I have an application that is running a classifier and detector in TensorRT on a T4. Performance is good when I run one stream. However, I can’t reproduce the same performance using multiple streams.
I’m developing using C++.
When I use 1 stream…. I get the following…
GPU memory: 1335 MB
Average time taken for detection: 4.64ms
CPU Usage: 19.8%
GPU utilization is around 70% when the detector is being used but can spike to over 90% when the classifier is called.
When I use 2 streams… I get the following…
GPU memory: 2670 MB
Average time taken for detection: 38ms
CPU Usage: 54% (27% for each stream)
GPU utilization is at 100%
When I use 1 stream, the inference from TensorRT (for both the detection and classification) is fast and I can process up to 40 frames per second. However, there is a drastic slowdown when I use 2 streams.

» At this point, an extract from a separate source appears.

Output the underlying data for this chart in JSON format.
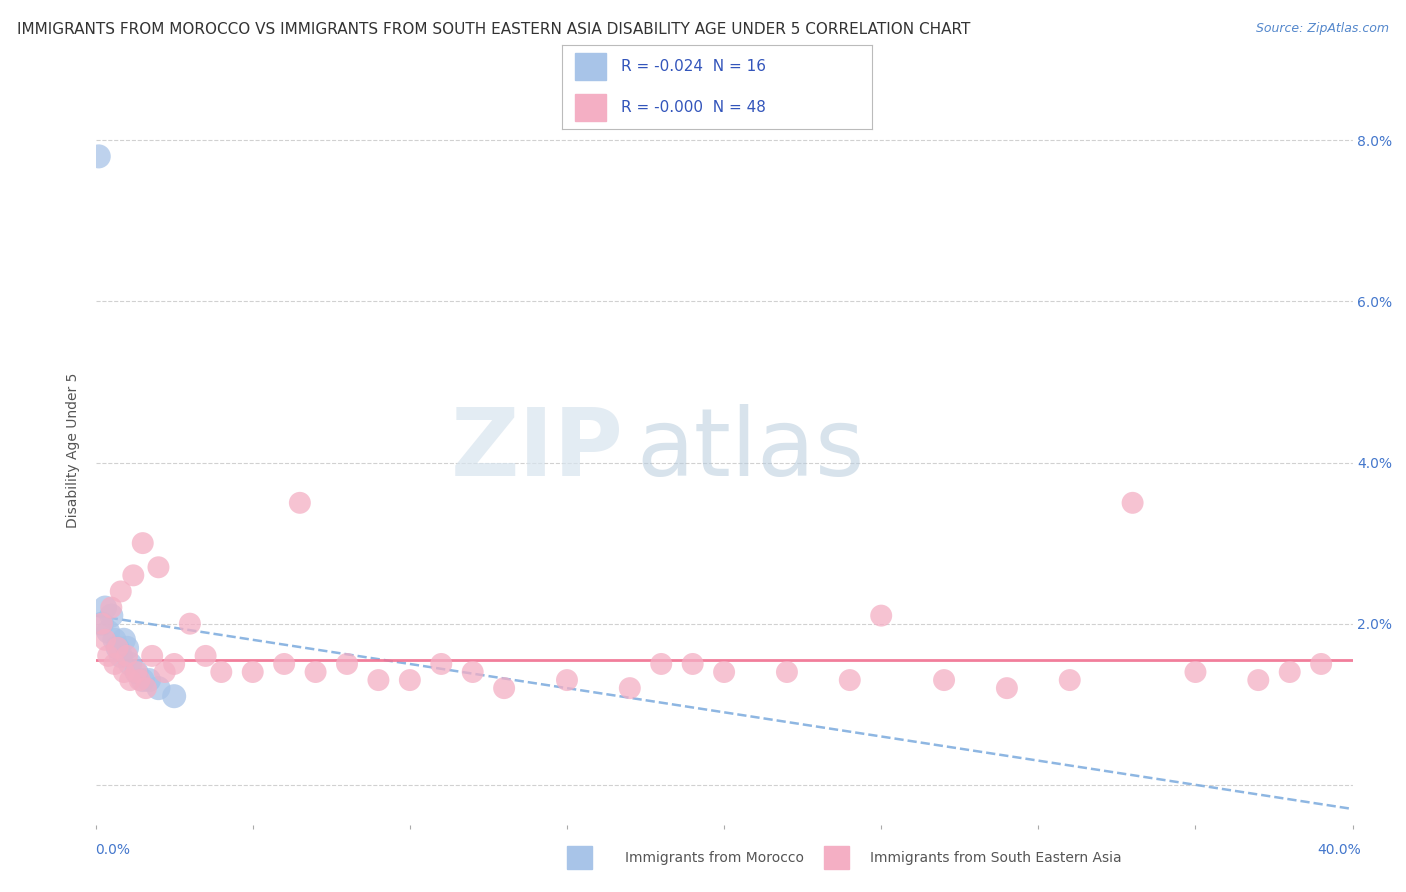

I had to change my implementation to do batch processing instead. So I run the detection in batches of 50. The GPU utilization spikes to around 40% when an inference is being made and goes back down to 0 when the inference is complete. It essentially allows the GPU core usage to be staggered among multiple streams.

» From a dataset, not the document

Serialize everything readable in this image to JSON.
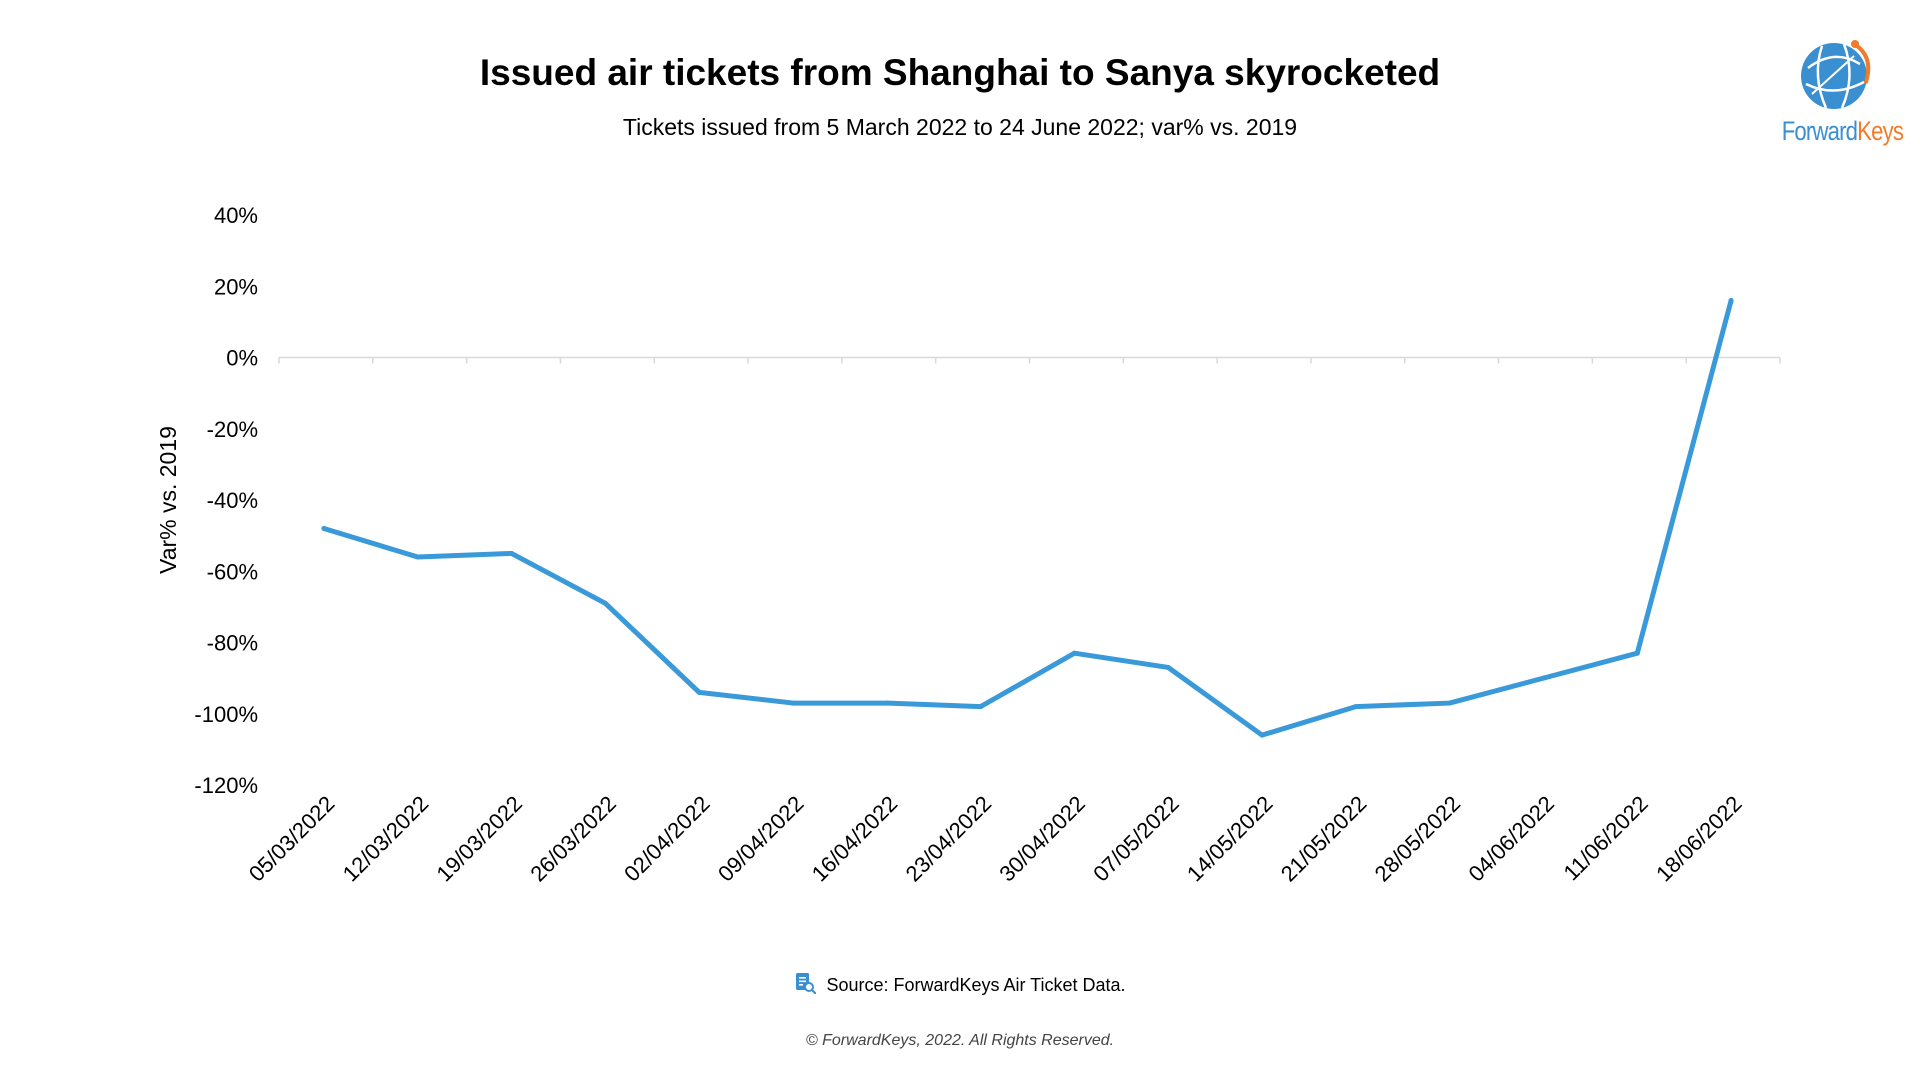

I am working on a similar use case where I want to perform inference on 15 parallel streams coming from 15 different video files. My models include two different kinds of detectors and one classifier, all written in tensorflow. I have programming in python. Can you help me understand what would be the best to handle the 15 streams in parallel and pass them as batches to the tensorflow networks.